Wednesday, 26 November 2014
Last updated 10 hours ago
Apr 28 2010 | 8:08am ET
The Securities and Exchange Commission is investigating hedge funds’ use of side-pockets during the financial crisis.
A new SEC enforcement unit focused on asset managers is working on two side-pocket cases it plans to bring before the Commission within six months, The Wall Street Journal reports. The regulator is also continuing its probe into New York-based hedge fund Ram Capital Resources’ use of side-pockets.
Face with big losses and even bigger redemptions amidst the subprime mortgage crisis in 2008, many hedge funds moved their illiquid assets into side-pockets, barring investors from exiting those investments.

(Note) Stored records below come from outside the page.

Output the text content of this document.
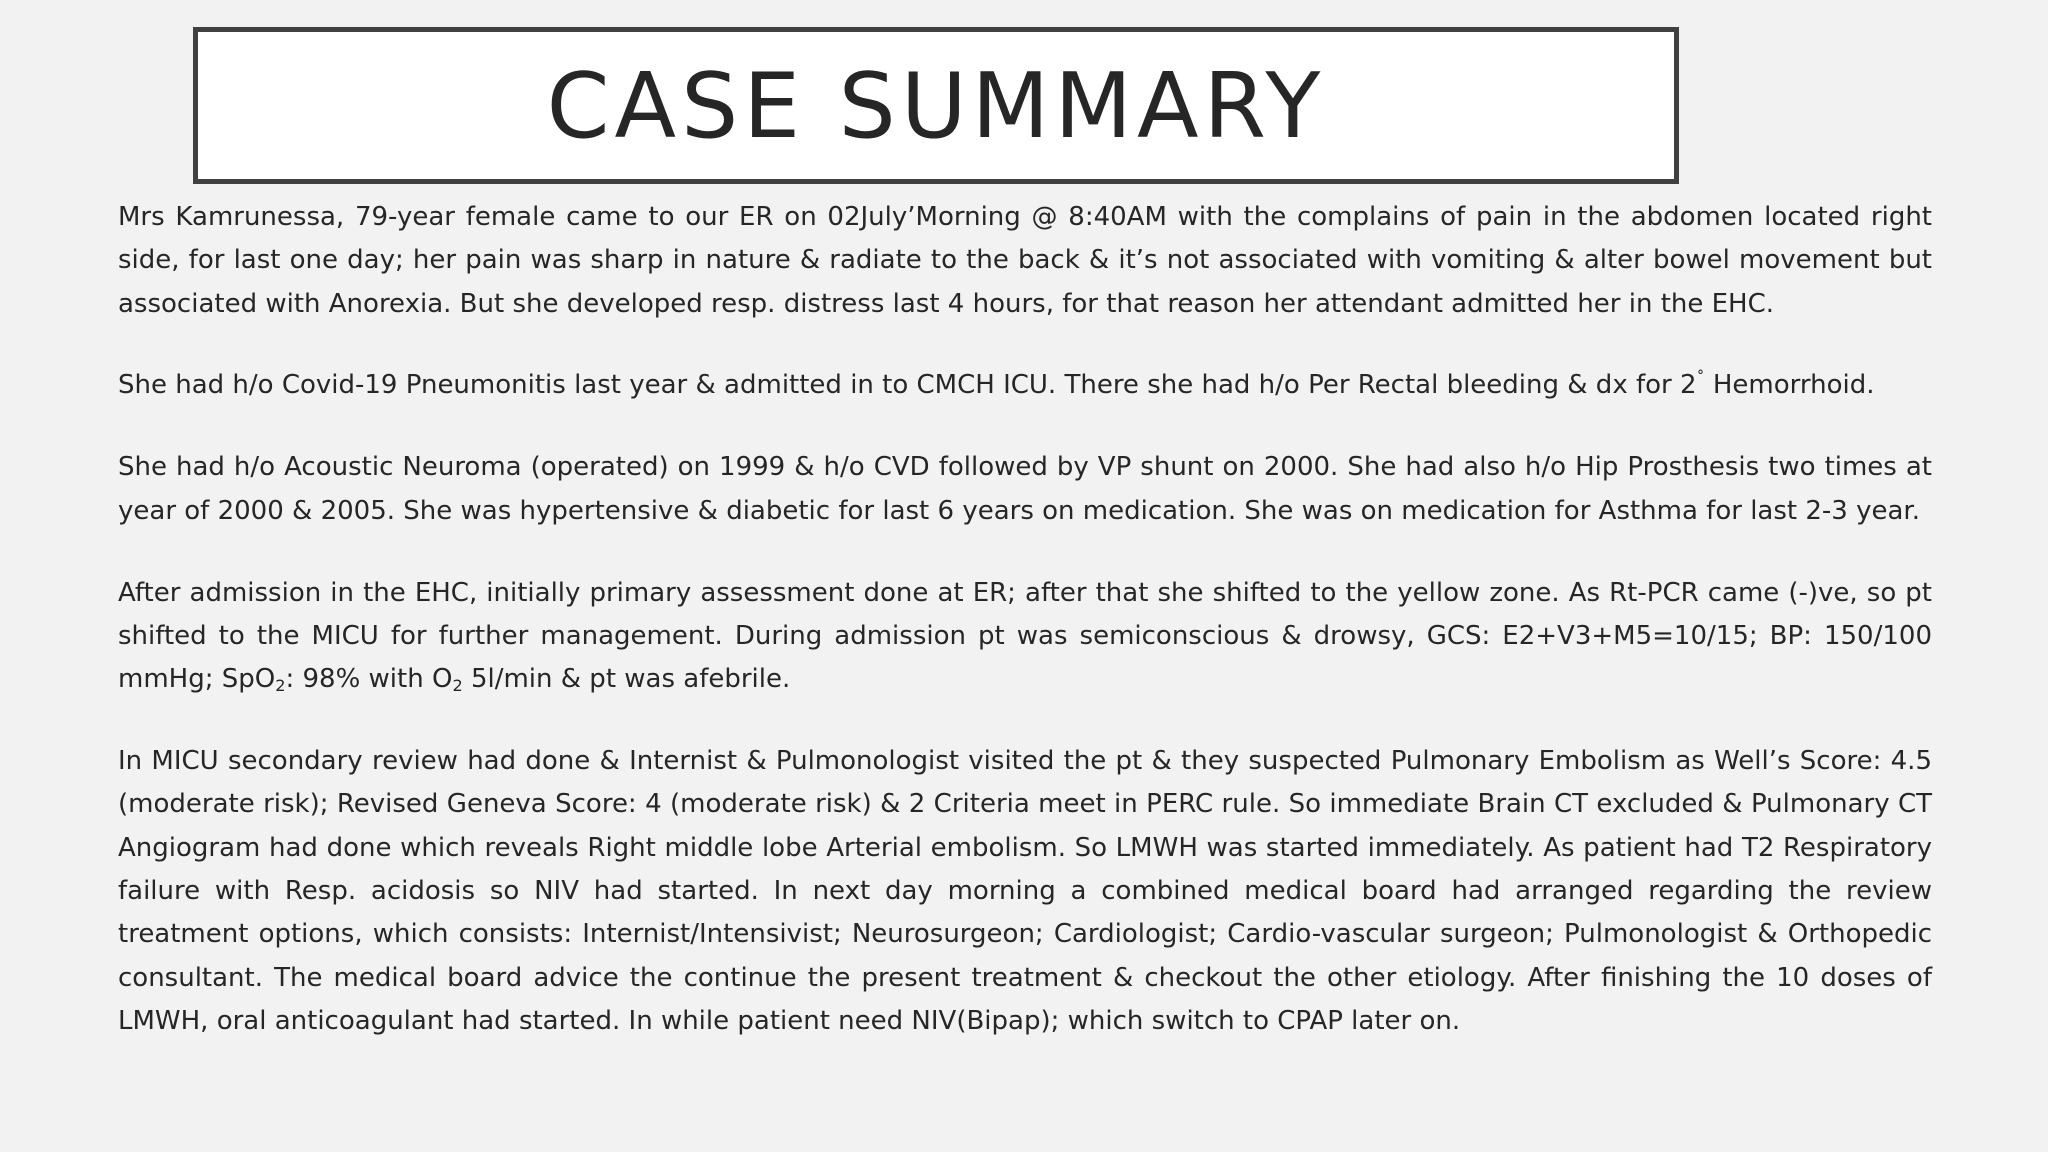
CASE SUMMARY

Mrs Kamrunessa, 79-year female came to our ER on 02July’Morning @ 8:40AM with the complains of pain in the abdomen located right side, for last one day; her pain was sharp in nature & radiate to the back & it’s not associated with vomiting & alter bowel movement but associated with Anorexia. But she developed resp. distress last 4 hours, for that reason her attendant admitted her in the EHC.

She had h/o Covid-19 Pneumonitis last year & admitted in to CMCH ICU. There she had h/o Per Rectal bleeding & dx for 2˚ Hemorrhoid.

She had h/o Acoustic Neuroma (operated) on 1999 & h/o CVD followed by VP shunt on 2000. She had also h/o Hip Prosthesis two times at year of 2000 & 2005. She was hypertensive & diabetic for last 6 years on medication. She was on medication for Asthma for last 2-3 year.

After admission in the EHC, initially primary assessment done at ER; after that she shifted to the yellow zone. As Rt-PCR came (-)ve, so pt shifted to the MICU for further management. During admission pt was semiconscious & drowsy, GCS: E2+V3+M5=10/15; BP: 150/100 mmHg; SpO$_2$: 98% with $O_2$ 5l/min & pt was afebrile.

In MICU secondary review had done & Internist & Pulmonologist visited the pt & they suspected Pulmonary Embolism as Well’s Score: 4.5 (moderate risk); Revised Geneva Score: 4 (moderate risk) & 2 Criteria meet in PERC rule. So immediate Brain CT excluded & Pulmonary CT Angiogram had done which reveals Right middle lobe Arterial embolism. So LMWH was started immediately. As patient had T2 Respiratory failure with Resp. acidosis so NIV had started. In next day morning a combined medical board had arranged regarding the review treatment options, which consists: Internist/Intensivist; Neurosurgeon; Cardiologist; Cardio-vascular surgeon; Pulmonologist & Orthopedic consultant. The medical board advice the continue the present treatment & checkout the other etiology. After finishing the 10 doses of LMWH, oral anticoagulant had started. In while patient need NIV(Bipap); which switch to CPAP later on.
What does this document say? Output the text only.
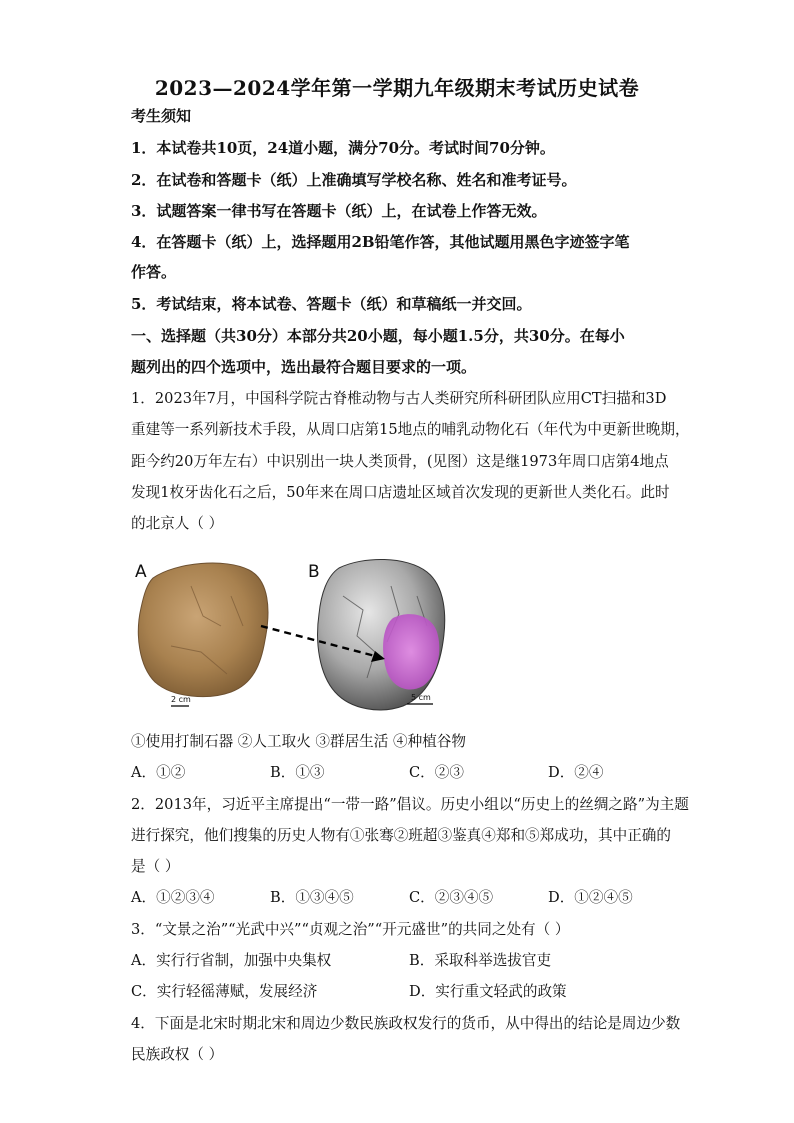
2023—2024学年第一学期九年级期末考试历史试卷
考生须知
1．本试卷共10页，24道小题，满分70分。考试时间70分钟。
2．在试卷和答题卡（纸）上准确填写学校名称、姓名和准考证号。
3．试题答案一律书写在答题卡（纸）上，在试卷上作答无效。
4．在答题卡（纸）上，选择题用2B铅笔作答，其他试题用黑色字迹签字笔
作答。
5．考试结束，将本试卷、答题卡（纸）和草稿纸一并交回。
一、选择题（共30分）本部分共20小题，每小题1.5分，共30分。在每小
题列出的四个选项中，选出最符合题目要求的一项。
1．2023年7月，中国科学院古脊椎动物与古人类研究所科研团队应用CT扫描和3D
重建等一系列新技术手段，从周口店第15地点的哺乳动物化石（年代为中更新世晚期，
距今约20万年左右）中识别出一块人类顶骨，(见图）这是继1973年周口店第4地点
发现1枚牙齿化石之后，50年来在周口店遗址区域首次发现的更新世人类化石。此时
的北京人（ ）
A	B
2 cm	5 cm
①使用打制石器 ②人工取火 ③群居生活 ④种植谷物
A．①②	B．①③	C．②③	D．②④
2．2013年，习近平主席提出“一带一路”倡议。历史小组以“历史上的丝绸之路”为主题
进行探究，他们搜集的历史人物有①张骞②班超③鉴真④郑和⑤郑成功，其中正确的
是（ ）
A．①②③④	B．①③④⑤	C．②③④⑤	D．①②④⑤
3．“文景之治”“光武中兴”“贞观之治”“开元盛世”的共同之处有（ ）
A．实行行省制，加强中央集权	B．采取科举选拔官吏
C．实行轻徭薄赋，发展经济	D．实行重文轻武的政策
4．下面是北宋时期北宋和周边少数民族政权发行的货币，从中得出的结论是周边少数
民族政权（ ）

But investors complained that many hedge funds provided little information about the assets they were gating or why they were doing so, all the while charging fees on them, according to the Journal.
Those fees are also facing SEC scrutiny, as the regulator investigates whether hedge funds inflated the value of their illiquid holdings to charge higher management fees.
In addition to all matters side pocket, the agency is also probing hedge funds’ asset valuation and disclosure practices, as well as whether managers are being truthful about their own investments in their hedge funds.
The SEC is focusing on third-party administrators, auditors and offshore directors in its side pocket investigation, including on whether those directors may have breached their fiduciary duties. In the Ram Capital case, the agency has subpoenaed investors in two funds, seeking e-mails from the firm, marketing materials and investor letters.